Even the regular Committee for Higher Education opposed recognition. Luckily for the college, CHE’s authority does not extend to the West Bank. The Committee for Higher Education of Judea and Samaria was established in 1997 and stepped in handily. Education Minister Gidon Saar of Likud also gave the CHE-J/S full and public support.
Reporters from state-run media outlets could barely contain their excitement, treating the news as a sweeping national drama. “The Center has been waiting for this for years,” crowed the announcer on Reshet B radio, explaining without a trace of irony that the drive for recognition goes all the way back to 2005.

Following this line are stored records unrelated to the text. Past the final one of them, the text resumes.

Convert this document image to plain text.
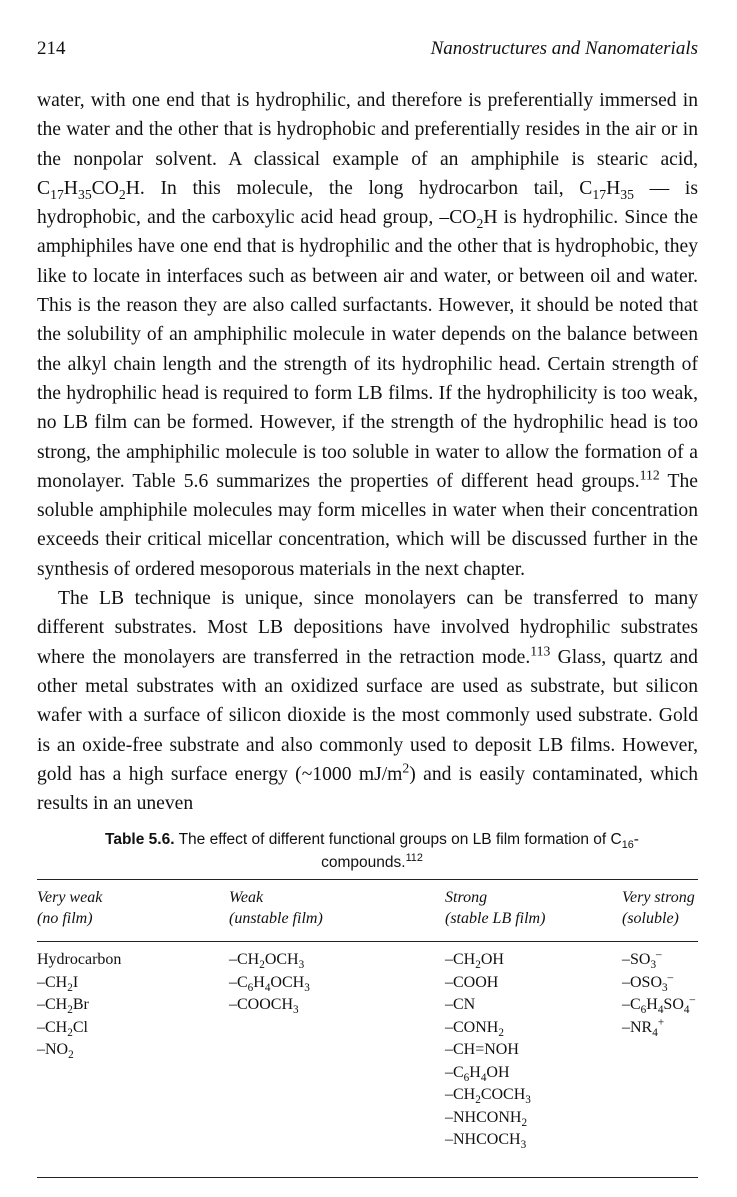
214	Nanostructures and Nanomaterials

water, with one end that is hydrophilic, and therefore is preferentially immersed in the water and the other that is hydrophobic and preferentially resides in the air or in the nonpolar solvent. A classical example of an amphiphile is stearic acid, $C_{17}H_{35}CO_2H$. In this molecule, the long hydrocarbon tail, $C_{17}H_{35}$ — is hydrophobic, and the carboxylic acid head group, $-CO_2H$ is hydrophilic. Since the amphiphiles have one end that is hydrophilic and the other that is hydrophobic, they like to locate in interfaces such as between air and water, or between oil and water. This is the reason they are also called surfactants. However, it should be noted that the solubility of an amphiphilic molecule in water depends on the balance between the alkyl chain length and the strength of its hydrophilic head. Certain strength of the hydrophilic head is required to form LB films. If the hydrophilicity is too weak, no LB film can be formed. However, if the strength of the hydrophilic head is too strong, the amphiphilic molecule is too soluble in water to allow the formation of a monolayer. Table 5.6 summarizes the properties of different head groups.$^{112}$ The soluble amphiphile molecules may form micelles in water when their concentration exceeds their critical micellar concentration, which will be discussed further in the synthesis of ordered mesoporous materials in the next chapter.

The LB technique is unique, since monolayers can be transferred to many different substrates. Most LB depositions have involved hydrophilic substrates where the monolayers are transferred in the retraction mode.$^{113}$ Glass, quartz and other metal substrates with an oxidized surface are used as substrate, but silicon wafer with a surface of silicon dioxide is the most commonly used substrate. Gold is an oxide-free substrate and also commonly used to deposit LB films. However, gold has a high surface energy (~1000 $mJ/m^2$) and is easily contaminated, which results in an uneven

Table 5.6. The effect of different functional groups on LB film formation of $C_{16}-compounds.^{112}$
Very weak
(no film)
Hydrocarbon
$-CH_2I$
$-CH_2Br$
$-CH_2Cl$
$-NO_2$
Weak
(unstable film)
$-CH_2OCH_3$
$-C_6H_4OCH_3$
$-COOCH_3$
Strong
(stable LB film)
$-CH_2OH$
–COOH
–CN
$-CONH_2$
–CH=NOH
$-C_6H_4OH$
$-CH_2COCH_3$
$-NHCONH_2$
$-NHCOCH_3$
Very strong
(soluble)
$-SO_3^-$
$-OSO_3^-$
$-C_6H_4SO_4^-$
$-NR_4^+$
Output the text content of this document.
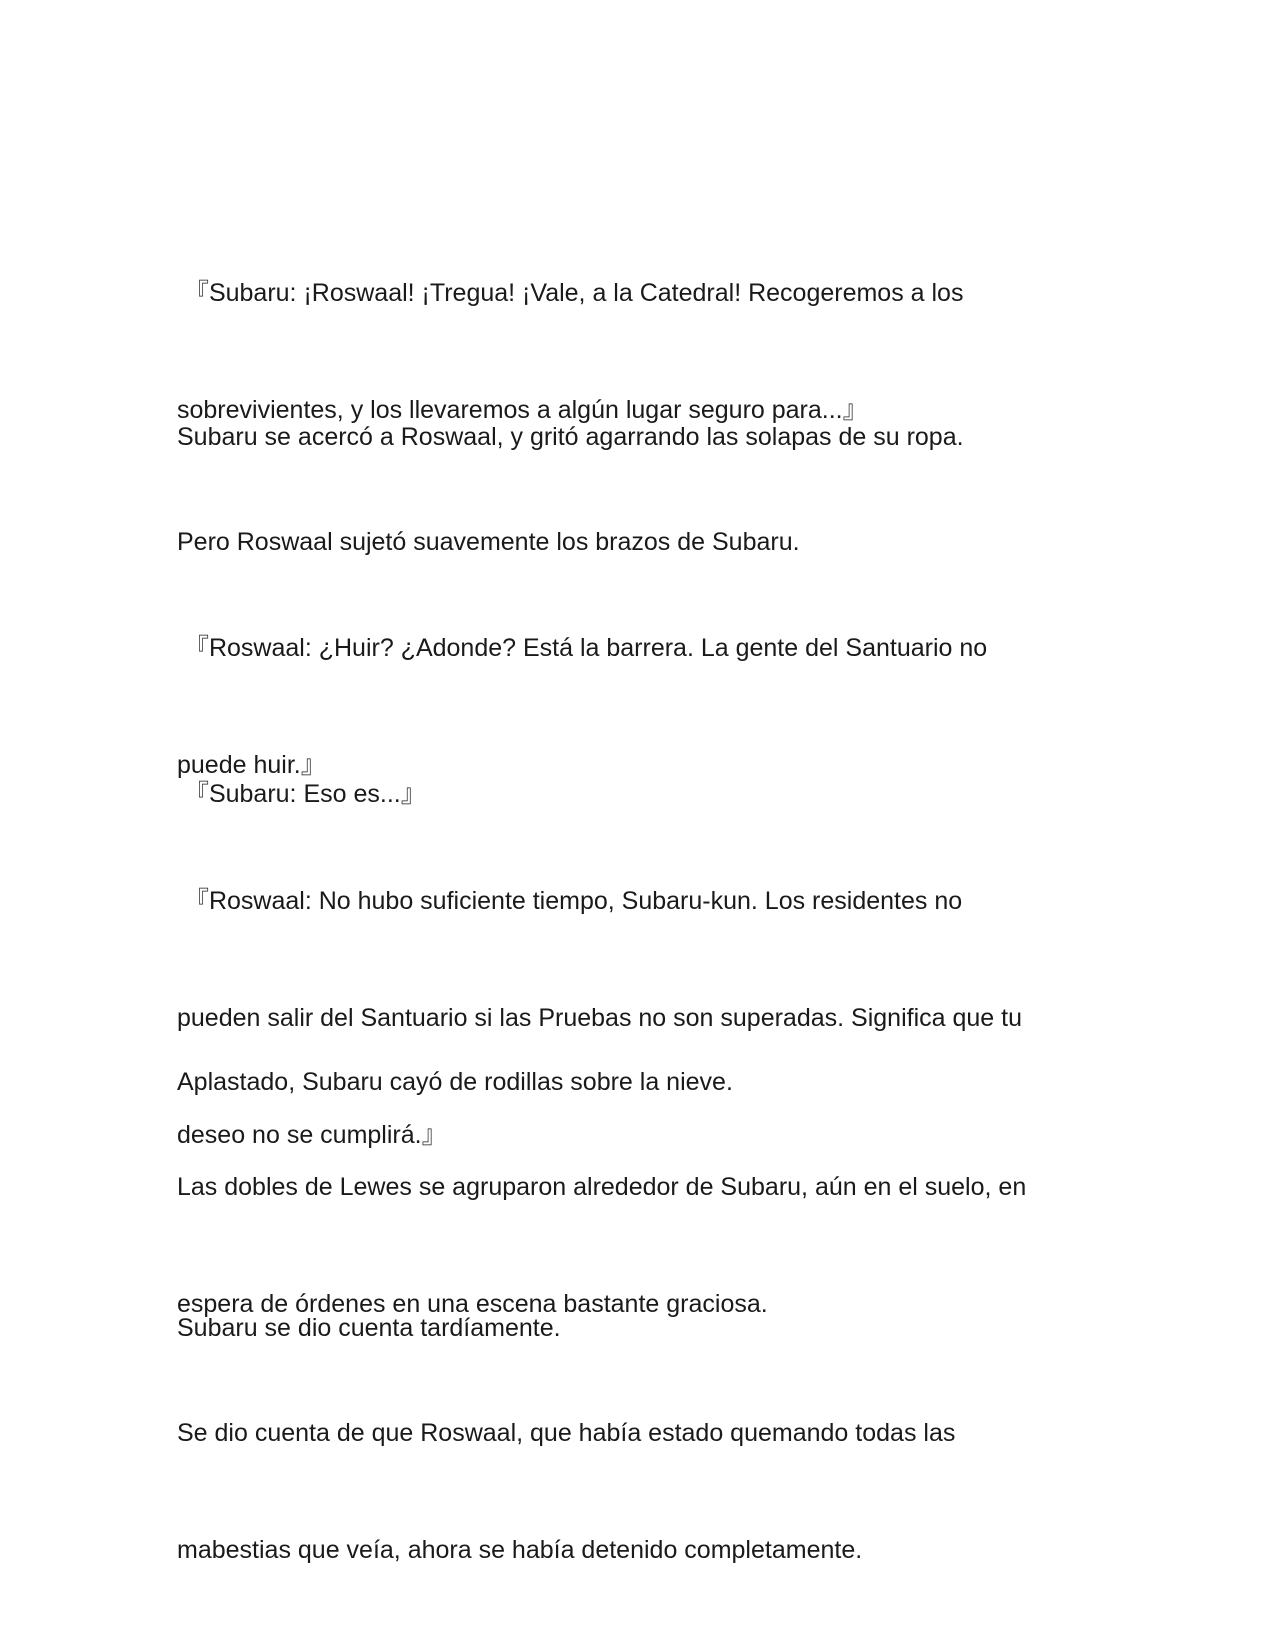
『Subaru: ¡Roswaal! ¡Tregua! ¡Vale, a la Catedral! Recogeremos a los

sobrevivientes, y los llevaremos a algún lugar seguro para...』

Subaru se acercó a Roswaal, y gritó agarrando las solapas de su ropa.

Pero Roswaal sujetó suavemente los brazos de Subaru.

『Roswaal: ¿Huir? ¿Adonde? Está la barrera. La gente del Santuario no

puede huir.』

『Subaru: Eso es...』

『Roswaal: No hubo suficiente tiempo, Subaru-kun. Los residentes no

pueden salir del Santuario si las Pruebas no son superadas. Significa que tu

deseo no se cumplirá.』

Aplastado, Subaru cayó de rodillas sobre la nieve.

Las dobles de Lewes se agruparon alrededor de Subaru, aún en el suelo, en

espera de órdenes en una escena bastante graciosa.

Subaru se dio cuenta tardíamente.

Se dio cuenta de que Roswaal, que había estado quemando todas las

mabestias que veía, ahora se había detenido completamente.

Dean Levy of the School of Architecture was in a very magnanimous mood Tuesday evening. He brushed aside accusations that the school is an exclusive institution for the ruling minority in the area: “It is 100 percent incorrect to say that.” He described the vast diversity of the student body, noting that the college has the highest percentage of Arabs of all Israeli schools, including some from East Jerusalem and surrounding villages. They all have blue Israeli ID cards. Palestinians? “The university is open to people from other places, but none of them ever applied. We assume that it’s because they are afraid of their neighbors, or for ideological reasons, but as far as we’re concerned, it’s open.”
Member of Knesset Zahava Galon, head of the Meretz party, scoffed at that. Ariel, she told me by phone, is off limits for Palestinians very simply because it is an Israeli-controlled settlement. Just as a West Bank Palestinian can’t go to Jerusalem or Tel Aviv easily, they are equally unwelcome in Ariel. For her, the move reeked of hypocrisy. “It’s a higher education committee approved by people in uniform, so what is the substantive meaning? It’s unbelievable.” She called it a sign of the government’s true program of “creeping annexation,” and remarked that it would legitimize the global movements calling for the academic boycott of Israel.